Few if any complaints about the Eighth except that Brabbins leaves the humour of the invention to speak for itself, putting me in mind of Mark Wigglesworth’s po-faced way with Shostakovich, Both can impress nevertheless and in this instance it helps that the various gongs and spiels of the Finale have never been so audible, the texture always transparent. The ‘Cavatina’ movement is most beautifully played too.

As throughout the cycle, the disc’s attractiveness for aficionados will be boosted by the inclusion of genuine rarities in lieu of more conventional makeweights. That said, non-cultists wedded to physical format are less likely to welcome the intrusive presence of three undistinguished folk-song settings for chorus and orchestra (probably dating from 1912). Small wonder the composer left ‘Tarry Trowsers’, ‘The Carter’ and ‘Ward the Pirate’ in a drawer. These four-square offerings are plonked between the main works so you’ll need a remote. Better is the ‘patriotic’ BBC commission setting W. E. Henley’s ‘England, my England’. Superficially Elgarian and not quite what you’d expect from a Left-leaning internationalist, it nonetheless has the spark of ‘real’ VW. Music and Letters in January 1942 drew attention to the “disposition and spacing of parts… transform[ing] the known into the arrestingly new.” For some reason this vintage morale-booster follows the Eighth without adequate pause. Roderick Williams, his diction as impressive as ever, joins the BBC Symphony Chorus and the BBCSO.

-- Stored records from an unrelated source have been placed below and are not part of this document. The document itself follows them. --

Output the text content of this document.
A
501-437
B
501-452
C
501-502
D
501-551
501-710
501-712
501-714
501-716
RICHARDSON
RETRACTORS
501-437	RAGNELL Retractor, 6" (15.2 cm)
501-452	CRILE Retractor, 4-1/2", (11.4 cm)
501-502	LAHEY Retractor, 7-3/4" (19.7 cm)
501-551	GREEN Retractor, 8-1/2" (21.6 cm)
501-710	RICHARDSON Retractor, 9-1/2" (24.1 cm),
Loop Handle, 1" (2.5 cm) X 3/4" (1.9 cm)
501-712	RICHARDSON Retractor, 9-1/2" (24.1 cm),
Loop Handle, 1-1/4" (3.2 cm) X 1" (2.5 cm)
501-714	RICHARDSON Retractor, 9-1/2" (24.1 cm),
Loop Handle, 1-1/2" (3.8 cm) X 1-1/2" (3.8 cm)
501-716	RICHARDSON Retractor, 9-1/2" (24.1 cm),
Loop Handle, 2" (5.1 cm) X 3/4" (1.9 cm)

A curiously balanced collection then which Robert Matthew-Walker’s typically thoughtful booklet note attempts gallantly to bring together. He comes up with his own take on the Eighth, relating it to an indigenous fantastical vein linking A Midsummer Night’s DreamAlice in Wonderland and the works of J. R. R. Tolkein. Regrettable then that his penultimate sentence on ‘England, my England’ appears to go along with the exceptionalist delusion that Britain ‘stood alone’ at the time Vaughan Williams completed it. Even discounting all those Polish airmen and the Anglo-Soviet agreement of July 1941, we seem to have forgotten the participation of the British empire and its commonwealth. ‘This was their finest hour.’ Hyperion’s art work is unrelated but not inapposite and the booklet is only difficult to read because so much is packed in to it, including full texts, orchestra personnel, artist bios and photographs.